京都ダウン症児を育てる親の会(トライアングル)会報


(2002年4月号 掲載)

立命館大学社会学研究科中根成寿さんの

連続講座 番外編 「あいさつ将軍」編


 私事で恐縮ですが…このたび、数年おつきあいしたパートナー(女性)と同居することになりました。諸処の事情により、法律的な手続きは先送りになりましたが、事実上はその…そういうことになると思います。「なんだい、めでたい報告か?」と思われるかもしれませんが、今回の決断とそれに関する諸処の手続きで、私は自分の未熟さを痛感することになったのです。今回は、いつもの連載の番外編ということで、「親ってなにもの?」というテーマで考えてみようと思います。

 今回の決断で一番考えたのは、「互いの両親にどう報告するか」ということでした。お互いの存在はそれぞれの親に、「それとなく」伝えてあったのですが、いざ同居となるとやはり「正式なご挨拶」が必要となります。

 私の親の場合は…私「あの…○○さんと一緒に住もうと思うんだけど。」親「そうか。いつから住むんだ。場所は?家はもう決めたのか?」私「いやあの…籍を入れないつもりなんですが」親「別にそんなこと気にならん。たとえ俺が気にしたところでいつもの屁理屈で説得しにかかるんだろう。そんなこと気にしないから、とにかく向こうの親に早く挨拶してこい。」こんな感じでした。

 一方相手方の両親は、やはり娘親と言うこともあってか、やはり感情的な抵抗感がみうけられました。僕の評価とは異なる次元で、かなりの受け入れ難さがあるようでした。僕のことは気に入ってくださったようですが、「どんな人が来るか」はあまり問題ではなく、とにかく「来ること」が問題だったようです。こう書くとよくある光景のように思われますが、実際はあまり面と向かって「だめだ!」ということは少ないようです。僕たちの場合は、口では「いいよ」といいながら、どうみても顔や目がいいよとは言っていないように見受けられました。しかもそれは、自分でもどう受け止めていいかわからない様子に見えました。

 子が成長すれば、いつか離れていく。ひょっとしたら誰かと共に生活するかもしれない。親はそれを予期しつつも、いざそうなったときには、あわてふためくのでしょうか。子が二十歳をすぎて成人すれば、親のつとめは果たしたことになるのかもしれません。しかしよく言われるように「親はいつまでたっても親、子どもは親にとってはいつまでたっても子ども」という言葉があります。子を心配する親ごころは子が成人しても残るでしょう。しかし、いつまでもその「親ごころ」のかたちが子どもが幼い頃と変わらなかったらどうでしょうか。
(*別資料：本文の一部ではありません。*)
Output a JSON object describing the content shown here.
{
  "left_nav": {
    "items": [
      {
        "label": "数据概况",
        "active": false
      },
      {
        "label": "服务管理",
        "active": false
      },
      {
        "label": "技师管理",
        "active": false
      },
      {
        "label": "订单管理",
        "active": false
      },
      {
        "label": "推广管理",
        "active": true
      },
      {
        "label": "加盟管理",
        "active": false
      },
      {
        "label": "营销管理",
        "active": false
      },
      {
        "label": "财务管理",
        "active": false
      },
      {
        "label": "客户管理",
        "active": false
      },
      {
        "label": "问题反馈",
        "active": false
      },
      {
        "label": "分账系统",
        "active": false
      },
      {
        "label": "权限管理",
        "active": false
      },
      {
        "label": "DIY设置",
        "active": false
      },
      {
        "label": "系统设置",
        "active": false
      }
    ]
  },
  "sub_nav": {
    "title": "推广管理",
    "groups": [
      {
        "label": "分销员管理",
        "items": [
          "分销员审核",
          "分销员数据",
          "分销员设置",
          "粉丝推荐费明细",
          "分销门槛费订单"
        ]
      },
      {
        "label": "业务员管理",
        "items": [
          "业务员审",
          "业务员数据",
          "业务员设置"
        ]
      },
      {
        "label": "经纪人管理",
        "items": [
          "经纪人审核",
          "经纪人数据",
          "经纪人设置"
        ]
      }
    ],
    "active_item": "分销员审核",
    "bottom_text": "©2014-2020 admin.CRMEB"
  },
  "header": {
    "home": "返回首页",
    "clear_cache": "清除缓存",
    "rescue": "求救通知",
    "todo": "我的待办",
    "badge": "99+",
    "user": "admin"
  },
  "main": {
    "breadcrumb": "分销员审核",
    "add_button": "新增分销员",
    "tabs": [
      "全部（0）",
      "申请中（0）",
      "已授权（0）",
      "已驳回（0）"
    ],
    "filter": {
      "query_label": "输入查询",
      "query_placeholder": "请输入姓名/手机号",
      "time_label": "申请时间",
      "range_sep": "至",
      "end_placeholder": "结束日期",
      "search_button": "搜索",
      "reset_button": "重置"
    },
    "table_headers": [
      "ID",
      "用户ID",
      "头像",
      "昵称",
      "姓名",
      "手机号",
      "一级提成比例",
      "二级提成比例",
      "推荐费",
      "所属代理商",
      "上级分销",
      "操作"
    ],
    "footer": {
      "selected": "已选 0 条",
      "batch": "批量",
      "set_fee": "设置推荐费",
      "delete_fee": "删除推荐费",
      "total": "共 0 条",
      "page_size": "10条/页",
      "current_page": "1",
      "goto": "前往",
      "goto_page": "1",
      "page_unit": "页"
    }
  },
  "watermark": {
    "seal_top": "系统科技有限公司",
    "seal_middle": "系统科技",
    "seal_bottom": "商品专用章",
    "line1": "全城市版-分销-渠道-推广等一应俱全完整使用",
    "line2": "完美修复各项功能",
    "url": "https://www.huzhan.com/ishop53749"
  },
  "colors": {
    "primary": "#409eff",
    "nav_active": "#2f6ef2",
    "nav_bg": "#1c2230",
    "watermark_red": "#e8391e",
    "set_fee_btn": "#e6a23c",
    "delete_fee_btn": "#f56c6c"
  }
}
 苦労して育てた子どもが手元を離れていくこと、それは一つの親の仕事の成功です。しかし成功と同時に、親にうまれる「さびしさ」を否定することなどできるのでしょうか。ひょっとしたら、親の仕事、親業は報われない仕事なのかもしれません。

 ただ、今回、「子」の立場として相手の両親と話して、自分たちのおかれている状況(働き始めるのが遅い、将来が不安定、必ずしも同じ家から勤務できるとかは限らない、互いが論文を書くときの身体的・精神的サポートなど)を話してはみたのですが、話してみた感じでは、あまりご両親には届いていなかったように思えました。

 こういう場面では「正論」を説いたところで、おそらくなんにもならないことがわかりました。今ここで必要なのは、「正論」や「理屈」ではなく、相手の感情を想像し、理解しようとし、そしてみんなが幸せになれる方法を、言葉を重ねて探していくことなのでしょう。
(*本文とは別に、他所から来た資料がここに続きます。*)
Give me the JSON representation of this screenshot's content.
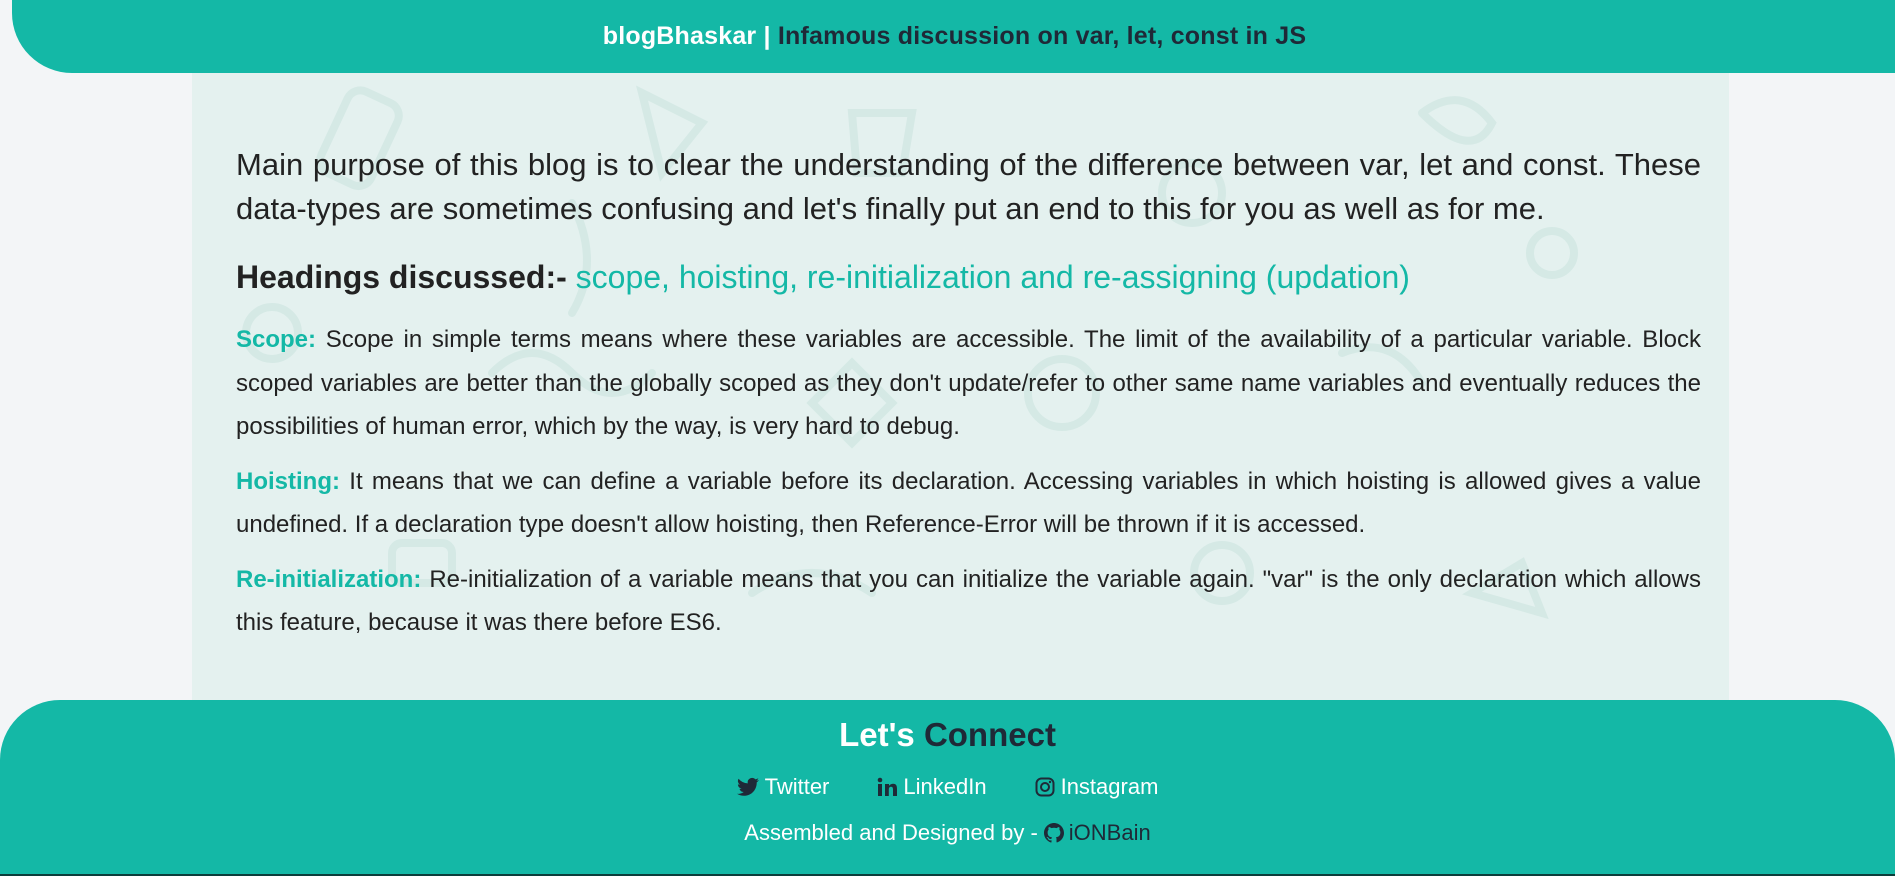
{
  "header": {
    "brand": "blogBhaskar",
    "separator": "|",
    "topic": "Infamous discussion on var, let, const in JS"
  },
  "article": {
    "intro": "Main purpose of this blog is to clear the understanding of the difference between var, let and const. These data-types are sometimes confusing and let's finally put an end to this for you as well as for me.",
    "headings_label": "Headings discussed:-",
    "headings_list": "scope, hoisting, re-initialization and re-assigning (updation)",
    "sections": [
      {
        "term": "Scope:",
        "text": "Scope in simple terms means where these variables are accessible. The limit of the availability of a particular variable. Block scoped variables are better than the globally scoped as they don't update/refer to other same name variables and eventually reduces the possibilities of human error, which by the way, is very hard to debug."
      },
      {
        "term": "Hoisting:",
        "text": "It means that we can define a variable before its declaration. Accessing variables in which hoisting is allowed gives a value undefined. If a declaration type doesn't allow hoisting, then Reference-Error will be thrown if it is accessed."
      },
      {
        "term": "Re-initialization:",
        "text": "Re-initialization of a variable means that you can initialize the variable again. \"var\" is the only declaration which allows this feature, because it was there before ES6."
      }
    ]
  },
  "footer": {
    "title_part1": "Let's",
    "title_part2": "Connect",
    "socials": [
      {
        "label": "Twitter",
        "icon": "twitter-icon"
      },
      {
        "label": "LinkedIn",
        "icon": "linkedin-icon"
      },
      {
        "label": "Instagram",
        "icon": "instagram-icon"
      }
    ],
    "credit_prefix": "Assembled and Designed by -",
    "author": "iONBain",
    "author_icon": "github-icon"
  },
  "colors": {
    "accent": "#14b8a6",
    "dark_text": "#1f2937",
    "content_bg": "#e4f1ef"
  }
}
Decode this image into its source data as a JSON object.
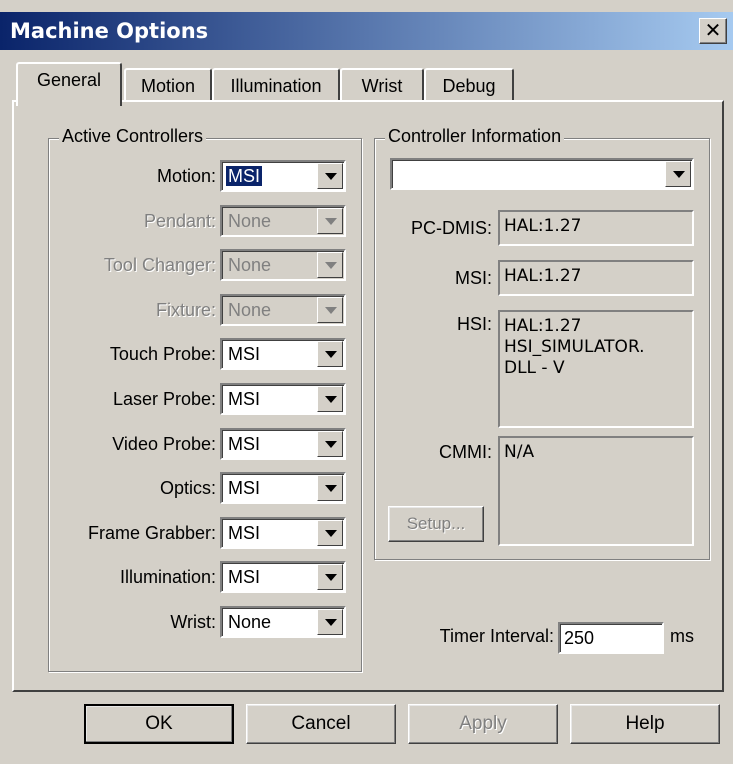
{
  "window": {
    "title": "Machine Options",
    "close_glyph": "✕"
  },
  "tabs": [
    "General",
    "Motion",
    "Illumination",
    "Wrist",
    "Debug"
  ],
  "active_controllers": {
    "title": "Active Controllers",
    "rows": [
      {
        "label": "Motion:",
        "value": "MSI",
        "disabled": false,
        "selected": true
      },
      {
        "label": "Pendant:",
        "value": "None",
        "disabled": true
      },
      {
        "label": "Tool Changer:",
        "value": "None",
        "disabled": true
      },
      {
        "label": "Fixture:",
        "value": "None",
        "disabled": true
      },
      {
        "label": "Touch Probe:",
        "value": "MSI",
        "disabled": false
      },
      {
        "label": "Laser Probe:",
        "value": "MSI",
        "disabled": false
      },
      {
        "label": "Video Probe:",
        "value": "MSI",
        "disabled": false
      },
      {
        "label": "Optics:",
        "value": "MSI",
        "disabled": false
      },
      {
        "label": "Frame Grabber:",
        "value": "MSI",
        "disabled": false
      },
      {
        "label": "Illumination:",
        "value": "MSI",
        "disabled": false
      },
      {
        "label": "Wrist:",
        "value": "None",
        "disabled": false
      }
    ]
  },
  "controller_info": {
    "title": "Controller Information",
    "select_value": "",
    "pcdmis_label": "PC-DMIS:",
    "pcdmis_value": "HAL:1.27",
    "msi_label": "MSI:",
    "msi_value": "HAL:1.27",
    "hsi_label": "HSI:",
    "hsi_value": "HAL:1.27\nHSI_SIMULATOR.\nDLL - V",
    "cmmi_label": "CMMI:",
    "cmmi_value": "N/A",
    "setup_label": "Setup..."
  },
  "timer": {
    "label": "Timer Interval:",
    "value": "250",
    "unit": "ms"
  },
  "buttons": {
    "ok": "OK",
    "cancel": "Cancel",
    "apply": "Apply",
    "help": "Help"
  },
  "colors": {
    "title_bar_start": "#0a246a",
    "title_bar_end": "#a6caf0",
    "dialog_bg": "#d4d0c8"
  }
}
 僕が普段使っている理屈は、所詮へりくつにすぎないのでしょうか。社会学はいろんなものを相対化します。「家族」を相対化し、「男女間の性差」を相対化し、「障害」も相対化します。そんな「相対化のプロフェッショナル」も目の前で見る親の子への愛情までは相対化できませんでした。

 そんなとき、ご両親の目の前で僕は一つの大きな問いを繰り返していました。「親っていったいなんだろう?」という問いです。一生懸命に愛情を注いで、そしてその成果が実り、しかしその結果を寂しさとともに迎えなければならない「親」っていったいなんなんだろう。

 幼い頃は、親の言うことを素直に聞いていた子も、成長するに従って自己主張が出てきます。そして自らのことは、自分で決めていくようになります。もちろん親のアドバイスも受けながらです。反抗期は子どもの独立戦争とよく言われます。親はその独立戦争をとまどいとともに、この成長の証と受け止めます。だから「反抗期」という言葉があります(あくまでも「そういう時期」だと言うことで親は子を許すのです)。そして、いつかは独立してしまいます。もしも親が子を自分の植民地だと思っていれば、これは親業の失敗に当たります。親(宗主国)が子(植民地)から利益を収奪するために「親である」のならば、子の独立は親業の失敗です。しかし多くの親は、子を植民地と考えていないでしょう。いつかは自分から離れる、そうとわかっていてなお、親業を続けます。この独立を成功と考える一方で、寂しさも同時にやってくる…やはり親とは報酬の少ない仕事なのでしょうか…。ただ、親は子から多くのことを学びます。子が考えている以上に、親は子から多くのなにかを受け取っているのかもしれません。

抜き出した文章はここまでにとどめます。